Step 06

Production deployment

Deploy agents at scale: CI/CD integration, monitoring, audit logs, and team management.

CI/CD integration

Nexus agents integrate natively with your CI/CD pipeline. Add a step to your GitHub Actions workflow:

jobs:
  review:
    runs-on: ubuntu-latest
    steps:
      - uses: actions/checkout@v4
      - uses: nexus/agent-action@v1
        with:
          api-key: ${{ secrets.NEXUS_API_KEY }}
          task: "Review this PR for bugs and style issues"

The agent will analyze the PR diff, run tools, and post comments directly on the pull request.

Monitoring and observability

Every agent action is logged with full causal tracing. View agent metrics in the Nexus dashboard or export them to your observability stack:

nexus metrics --agent my-agent --format json

Key metrics include task completion rate, tool call accuracy, reasoning step count, memory retrieval precision, and latency percentiles. Integrations with Datadog, Grafana, and Sentry are available out of the box.

Audit logs

For compliance and debugging, every agent action is recorded in an immutable audit log. View logs at any time:

nexus logs --agent my-agent --tail 100 --format detailed

Audit logs include the agent's full reasoning trace, all tool inputs and outputs, timestamps, and the human reviewer's decision (if applicable). Logs are retained for 1 year by default.

Team management

Manage multiple agents across your team using the Nexus dashboard or API. Create agent teams, set resource quotas, and configure role-based access control:

nexus team create --name backend-team
nexus team add-agent --team backend-team --agent code-architect
nexus team set-quota --team backend-team --max-concurrent 5

Enterprise features include SSO (SAML/OIDC), SCIM provisioning, and custom audit retention policies.

Security hardening

For production deployments, implement these security measures. Capability-based access control: Define agent capabilities in nexus.yaml using the capabilities section. Restrict each agent to the minimum set of tools and resources needed for its tasks. Network segmentation: Run agents in isolated network namespaces. Use allowed_hosts in guardrails to restrict outbound connections. Default: deny all; explicitly allow required endpoints. Secrets management: Never store API keys, database credentials, or other secrets in nexus.yaml. Use the Nexus secrets vault: nexus secrets set DB_PASSWORD --value "...". Secrets are encrypted at rest and injected as environment variables at agent startup. Audit logging: Enable detailed audit logging for compliance: audit: level: detailed retention_days: 365. This captures all agent actions, tool I/O, and human review decisions in an immutable log.

Cost optimization

Agent costs are driven by model inference, tool execution, and memory storage. Optimize costs with these strategies. Model selection: Use smaller, faster models for simple tasks (e.g., code search, documentation generation) and reserve large models for complex reasoning tasks. Configure per-agent model selection in nexus.yaml. Task batching: Combine related tasks into single agent sessions to avoid repeated model loading overhead. The SDK'''s askBatch() method batches multiple tasks into one session. Memory tier optimization: Use tier: compact for cost-sensitive deployments. This reduces storage costs by ~70% with only ~10% reduction in cross-session learning effectiveness. Idle agent management: Set auto_suspend: 5m to automatically suspend idle agents after 5 minutes of inactivity. Suspended agents consume no inference resources and minimal storage.

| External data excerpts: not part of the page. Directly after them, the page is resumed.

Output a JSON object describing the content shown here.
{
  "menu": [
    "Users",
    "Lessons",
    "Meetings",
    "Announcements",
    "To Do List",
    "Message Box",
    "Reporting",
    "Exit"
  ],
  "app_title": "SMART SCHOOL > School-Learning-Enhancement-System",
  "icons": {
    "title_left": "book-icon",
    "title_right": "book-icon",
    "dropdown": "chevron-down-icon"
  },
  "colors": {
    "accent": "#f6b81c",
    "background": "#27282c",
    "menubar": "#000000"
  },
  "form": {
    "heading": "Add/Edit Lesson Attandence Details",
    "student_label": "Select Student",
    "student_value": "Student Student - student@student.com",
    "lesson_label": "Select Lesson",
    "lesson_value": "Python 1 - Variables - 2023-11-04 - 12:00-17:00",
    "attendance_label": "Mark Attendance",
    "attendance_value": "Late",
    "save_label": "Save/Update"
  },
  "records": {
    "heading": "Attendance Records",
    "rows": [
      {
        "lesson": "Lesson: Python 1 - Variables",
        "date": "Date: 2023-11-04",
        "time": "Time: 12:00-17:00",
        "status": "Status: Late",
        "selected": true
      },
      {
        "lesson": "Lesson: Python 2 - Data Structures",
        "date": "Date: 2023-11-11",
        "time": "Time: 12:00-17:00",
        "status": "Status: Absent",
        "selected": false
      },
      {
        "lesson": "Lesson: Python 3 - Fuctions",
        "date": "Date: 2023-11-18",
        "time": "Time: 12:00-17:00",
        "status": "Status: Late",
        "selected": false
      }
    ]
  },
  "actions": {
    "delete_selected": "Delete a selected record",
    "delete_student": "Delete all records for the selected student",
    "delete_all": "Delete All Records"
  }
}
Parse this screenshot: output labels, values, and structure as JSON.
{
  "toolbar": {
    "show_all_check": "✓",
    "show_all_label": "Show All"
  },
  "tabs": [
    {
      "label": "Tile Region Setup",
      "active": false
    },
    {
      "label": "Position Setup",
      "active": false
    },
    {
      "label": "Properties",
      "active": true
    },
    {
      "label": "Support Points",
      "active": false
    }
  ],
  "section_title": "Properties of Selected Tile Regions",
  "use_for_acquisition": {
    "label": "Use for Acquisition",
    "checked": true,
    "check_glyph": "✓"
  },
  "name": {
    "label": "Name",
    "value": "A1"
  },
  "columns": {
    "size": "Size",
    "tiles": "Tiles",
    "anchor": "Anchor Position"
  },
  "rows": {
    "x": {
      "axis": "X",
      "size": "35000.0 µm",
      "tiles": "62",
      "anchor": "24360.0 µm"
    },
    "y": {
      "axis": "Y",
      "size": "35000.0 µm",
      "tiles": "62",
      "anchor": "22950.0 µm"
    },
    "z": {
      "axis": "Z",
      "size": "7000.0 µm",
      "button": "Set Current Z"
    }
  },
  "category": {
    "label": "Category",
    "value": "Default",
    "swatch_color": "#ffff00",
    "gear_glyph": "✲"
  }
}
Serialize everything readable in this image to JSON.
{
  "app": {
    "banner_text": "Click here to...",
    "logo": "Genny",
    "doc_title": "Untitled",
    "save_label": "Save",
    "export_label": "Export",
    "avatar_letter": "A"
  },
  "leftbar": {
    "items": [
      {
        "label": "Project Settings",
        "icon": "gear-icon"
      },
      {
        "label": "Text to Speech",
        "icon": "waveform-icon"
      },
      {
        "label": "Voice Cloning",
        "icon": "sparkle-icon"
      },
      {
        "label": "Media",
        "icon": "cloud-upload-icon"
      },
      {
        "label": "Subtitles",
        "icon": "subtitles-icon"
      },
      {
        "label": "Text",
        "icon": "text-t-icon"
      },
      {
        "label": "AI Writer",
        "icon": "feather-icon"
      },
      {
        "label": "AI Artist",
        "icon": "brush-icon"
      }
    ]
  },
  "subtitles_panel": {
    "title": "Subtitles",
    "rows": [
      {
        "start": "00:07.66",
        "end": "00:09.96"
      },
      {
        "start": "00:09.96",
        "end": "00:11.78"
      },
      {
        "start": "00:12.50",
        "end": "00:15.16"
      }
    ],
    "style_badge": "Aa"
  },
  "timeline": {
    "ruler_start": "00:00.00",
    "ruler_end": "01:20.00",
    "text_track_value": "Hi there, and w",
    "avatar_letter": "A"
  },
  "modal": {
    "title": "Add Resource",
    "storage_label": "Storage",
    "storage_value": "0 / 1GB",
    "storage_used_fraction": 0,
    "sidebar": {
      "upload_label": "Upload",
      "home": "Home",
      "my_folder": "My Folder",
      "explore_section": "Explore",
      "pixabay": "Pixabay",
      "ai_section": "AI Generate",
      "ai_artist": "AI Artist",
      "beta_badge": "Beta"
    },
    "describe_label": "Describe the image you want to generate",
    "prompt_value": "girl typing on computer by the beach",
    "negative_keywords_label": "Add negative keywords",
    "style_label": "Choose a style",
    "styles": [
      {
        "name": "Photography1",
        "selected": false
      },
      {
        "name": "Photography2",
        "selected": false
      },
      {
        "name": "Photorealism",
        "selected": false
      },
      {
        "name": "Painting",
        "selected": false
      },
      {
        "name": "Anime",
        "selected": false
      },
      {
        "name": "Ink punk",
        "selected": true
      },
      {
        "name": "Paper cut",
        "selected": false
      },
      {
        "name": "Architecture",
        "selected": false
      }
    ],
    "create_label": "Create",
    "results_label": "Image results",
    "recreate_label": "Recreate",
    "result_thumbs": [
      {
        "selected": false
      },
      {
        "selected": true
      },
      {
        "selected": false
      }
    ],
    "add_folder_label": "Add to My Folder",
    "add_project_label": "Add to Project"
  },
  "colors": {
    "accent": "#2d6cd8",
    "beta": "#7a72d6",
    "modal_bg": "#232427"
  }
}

Expected monthly costs for reference deployments: Development (1 agent, 8h/day, simple tasks): ~$200/month. Team (5 agents, 24/7, mixed tasks): ~$1,200/month. Enterprise (20 agents, 24/7, complex tasks with full memory): ~$4,500/month. Actual costs vary based on task complexity, model choice, and memory configuration.

Multi-region deployment

For global teams, deploy agents in multiple regions for reduced latency and compliance. Nexus supports multi-region deployment with automatic request routing. Configure regions in nexus.yaml:

regions:
  primary: us-west-2
  replicas:
    - eu-west-1
    - ap-southeast-1
routing: latency-based  # or geo-based

The memory layer is replicated across regions with eventual consistency (typical propagation delay: 2-5 seconds). For consistency-sensitive workloads, pin agents to the primary region.

Scaling agents

As your usage grows, Nexus agents scale horizontally. The platform automatically load-balances across available compute resources. For self-hosted deployments, use our Kubernetes operator:

kubectl apply -f https://nexus.run/k8s/operator.yaml

The operator manages agent pods, memory stores, and tool sandboxes across your cluster.